The instruments first detected a surge of abnormal warm water, at mid-ocean depths of about 150 to 800 metres below the surface in February 2004 on the continental slope of the Laptev Sea, north of Siberia.
Sea ice is disappearing in the Arctic Ocean at unprecedented rates.
(Photo courtesy Arctic Coring Expedition)
That finding indicates that the warm water is moving further and further into the Arctic, Polyakov said, a trend that could increase the overall temperature of the Arctic Ocean.
The researchers note that the causes of the influx of warm water will require further study, but say the observations suggest that the Arctic Ocean is moving toward a warmer state, a change that could have global implications.
Ocean temperature in the Arctic is important because it may affect the amount of sea ice in the region. Scientists believe that Arctic sea ice cover plays a major role in the global climate, as ice reflects more of the sun's heat than open water.
Recent research has shown dramatic increases in Arctic sea ice melt, but has also shown that the average temperature of the upper oceans has cooled significantly since 2003. But the findings are not as contradictory as they might seem.
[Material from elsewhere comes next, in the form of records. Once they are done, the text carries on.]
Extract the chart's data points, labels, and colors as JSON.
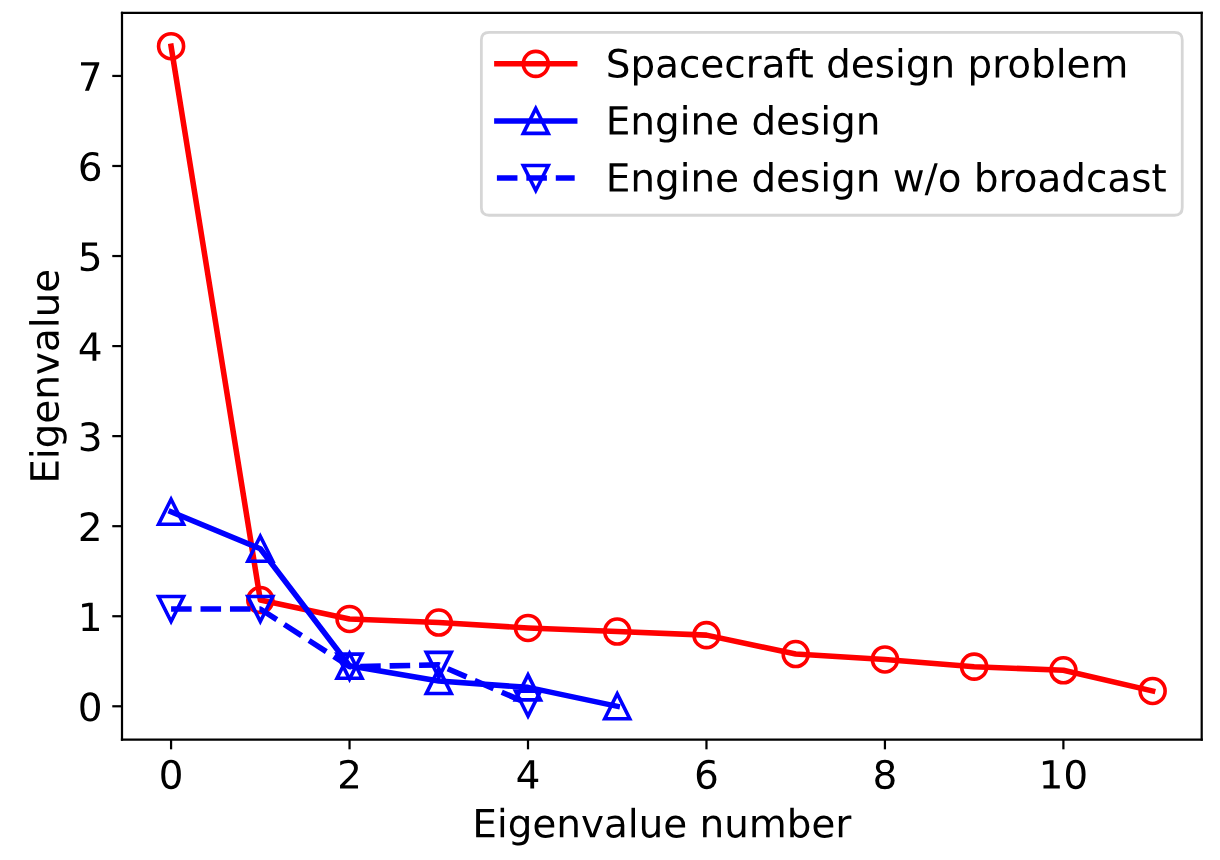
{
  "chart_data": {
    "type": "line",
    "xlabel": "Eigenvalue number",
    "ylabel": "Eigenvalue",
    "xlim": [
      -0.55,
      11.55
    ],
    "ylim": [
      -0.37,
      7.7
    ],
    "xticks": [
      0,
      2,
      4,
      6,
      8,
      10
    ],
    "yticks": [
      0,
      1,
      2,
      3,
      4,
      5,
      6,
      7
    ],
    "legend": "top right",
    "grid": false,
    "series": [
      {
        "name": "Spacecraft design problem",
        "color": "#ff0000",
        "marker": "circle",
        "line_style": "solid",
        "x": [
          0,
          1,
          2,
          3,
          4,
          5,
          6,
          7,
          8,
          9,
          10,
          11
        ],
        "values": [
          7.33,
          1.18,
          0.97,
          0.93,
          0.87,
          0.83,
          0.79,
          0.58,
          0.52,
          0.44,
          0.4,
          0.17
        ]
      },
      {
        "name": "Engine design",
        "color": "#0000ff",
        "marker": "triangle",
        "line_style": "solid",
        "x": [
          0,
          1,
          2,
          3,
          4,
          5
        ],
        "values": [
          2.16,
          1.75,
          0.45,
          0.28,
          0.21,
          0.0
        ]
      },
      {
        "name": "Engine design w/o broadcast",
        "color": "#0000ff",
        "marker": "triangle_down",
        "line_style": "dashed",
        "x": [
          0,
          1,
          2,
          3,
          4
        ],
        "values": [
          1.08,
          1.08,
          0.44,
          0.46,
          0.03
        ]
      }
    ]
  }
}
The study of ocean temperatures, released last week, "suggests global warming isn't always steady but happens with occasional 'speed bumps'," said coauthor Josh Willis, a scientist at NASA's Jet Propulsion Laboratory.
"This cooling is probably natural climate variability," Willis said. "The oceans today are still warmer than they were during the 1980s, and most scientists expect the oceans will eventually continue to warm in response to human-induced climate change."
The study found that the average temperature in the upper 2,500 feet of Earth's oceans - an area that represents about 20 percent of the global ocean's average depth - fell 0.055 degrees Fahrenheit from 2003 to 2005.
The recent decrease is a dip equal to about one-fifth of the heat gained by the ocean between 1955 and 2003, but the decline is a fraction of the total ocean warming seen over the previous 48 years, according to the study.
The findings have significant implications for global sea-level rise, Willis added.
Average sea level goes up partly due to warming and thermal expansion of the oceans and partly due to runoff from melting glaciers and ice sheets, he explained, and the recent cooling episode suggests that sea level should have actually decreased in the past two years.
"Despite this, sea level has continued to rise," Willis said. "This may mean that sea level rise has recently shifted from being mostly caused by warming to being dominated by melting. This idea is consistent with recent estimates of ice-mass loss in Antarctica and accelerating ice-mass loss on Greenland."